We’ve introduced a new method
query_genotypes. If you’re familiar with
query_variants, it’s more of the same. But this method is actually pretty special: it exposes the SQL-like Hail query interface for every genotype in the dataset, as if you just had a very large SQL table with variant. sample, annotation, and genotype columns. But Hail’s matrix-based engine executes this query far more efficiently than traditional SQL databases could.
>>> call_rate = vds.query_genotypes('gs.fraction(g => g.isCalled())')
Sure, you can get call rate using specific functionality:
>>> call_rate = vds.count(genotypes=True)['callRate']
But Hail sure doesn’t have a specific function for computing a histogram of all GQ values in a dataset, and this is extremely easy to do with query_genotypes.

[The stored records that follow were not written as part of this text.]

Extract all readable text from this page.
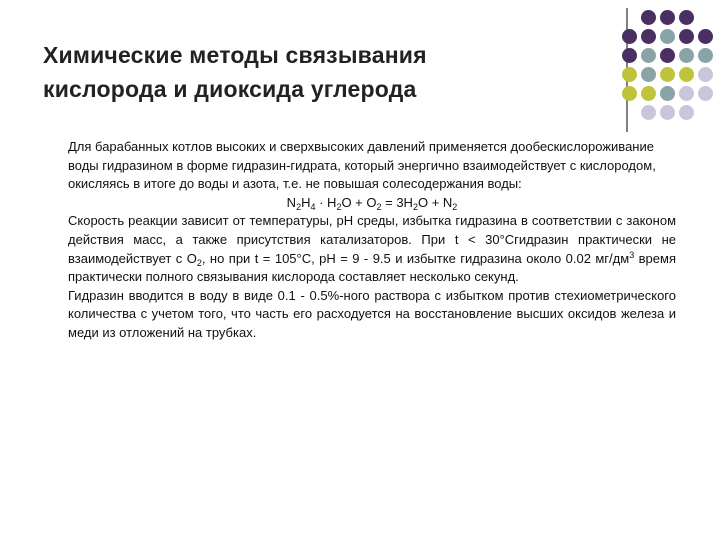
Химические методы связывания
кислорода и диоксида углерода

Для барабанных котлов высоких и сверхвысоких давлений применяется дообескислороживание воды гидразином в форме гидразин-гидрата, который энергично взаимодействует с кислородом, окисляясь в итоге до воды и азота, т.е. не повышая солесодержания воды:

$N_2H_4 \cdot H_2O + O_2 = 3H_2O + N_2$

Скорость реакции зависит от температуры, pH среды, избытка гидразина в соответствии с законом действия масс, а также присутствия катализаторов. При t < 30°Сгидразин практически не взаимодействует с $O_2$, но при t = 105°С, pH = 9 - 9.5 и избытке гидразина около 0.02 $мг/дм^3$ время практически полного связывания кислорода составляет несколько секунд.

Гидразин вводится в воду в виде 0.1 - 0.5%-ного раствора с избытком против стехиометрического количества с учетом того, что часть его расходуется на восстановление высших оксидов железа и меди из отложений на трубках.
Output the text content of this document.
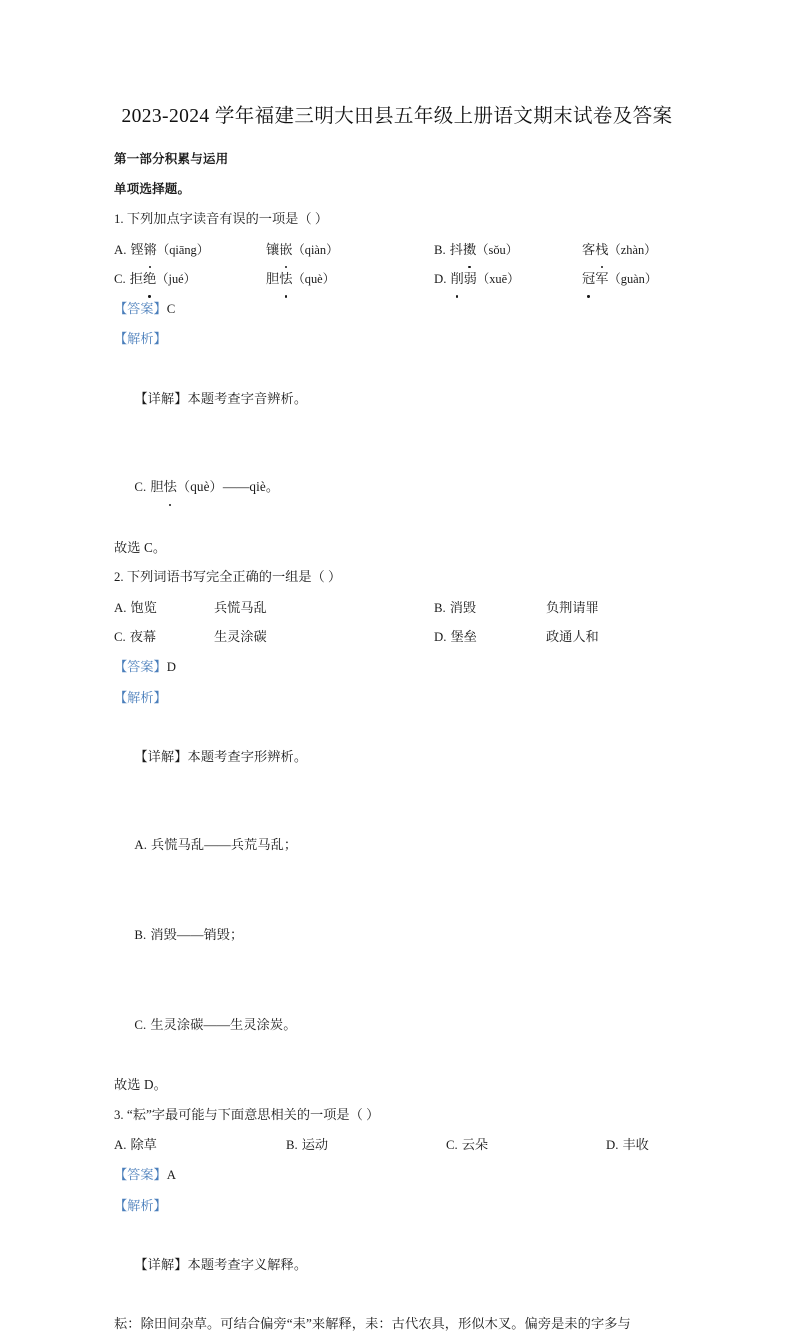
2023-2024 学年福建三明大田县五年级上册语文期末试卷及答案

第一部分积累与运用

单项选择题。

1. 下列加点字读音有误的一项是（ ）

A. 铿锵（qiāng）	镶嵌（qiàn）	B. 抖擞（sǒu）	客栈（zhàn）
C. 拒绝（jué）	胆怯（què）	D. 削弱（xuē）	冠军（guàn）

【答案】C

【解析】

【详解】本题考查字音辨析。

C. 胆怯（què）——qiè。

故选 C。

2. 下列词语书写完全正确的一组是（ ）

A. 饱览	兵慌马乱	B. 消毁	负荆请罪
C. 夜幕	生灵涂碳	D. 堡垒	政通人和

【答案】D

【解析】

【详解】本题考查字形辨析。

A. 兵慌马乱——兵荒马乱；

B. 消毁——销毁；

C. 生灵涂碳——生灵涂炭。

故选 D。

3. “耘”字最可能与下面意思相关的一项是（ ）

A. 除草	B. 运动	C. 云朵	D. 丰收

【答案】A

【解析】

【详解】本题考查字义解释。

耘：除田间杂草。可结合偏旁“耒”来解释，耒：古代农具，形似木叉。偏旁是耒的字多与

>>> [hist] = vds.query_genotypes(['gs.map(g => g.gq).hist(0, 100, 100)']) >>> plt.xlim(0, 101) >>> plt.ylim(0, 3000000) >>> plt.xlabel('GQ Bin') >>> plt.ylabel('Count') >>> plt.scatter(hist.binEdges[1:], hist.binFrequencies) >>> plt.show()
No update is complete without breaking changes
You may have expressions like this in the past, which were completely valid until today:
>>> vds.query_variants('variants.filter(v => v.altAllele.isSNP()).count()')
However, this will now cause an error:
TypeError: argument 'exprs' must be a list of str, but found <type 'str'>
All of the
query methods (
query_variants, and the new
query_genotypes) now require a list as the input parameter. This not only makes it clearer that the return type of these functions is a
list, but also (we think) makes it clear that you should execute all your queries at once for efficient pipelines.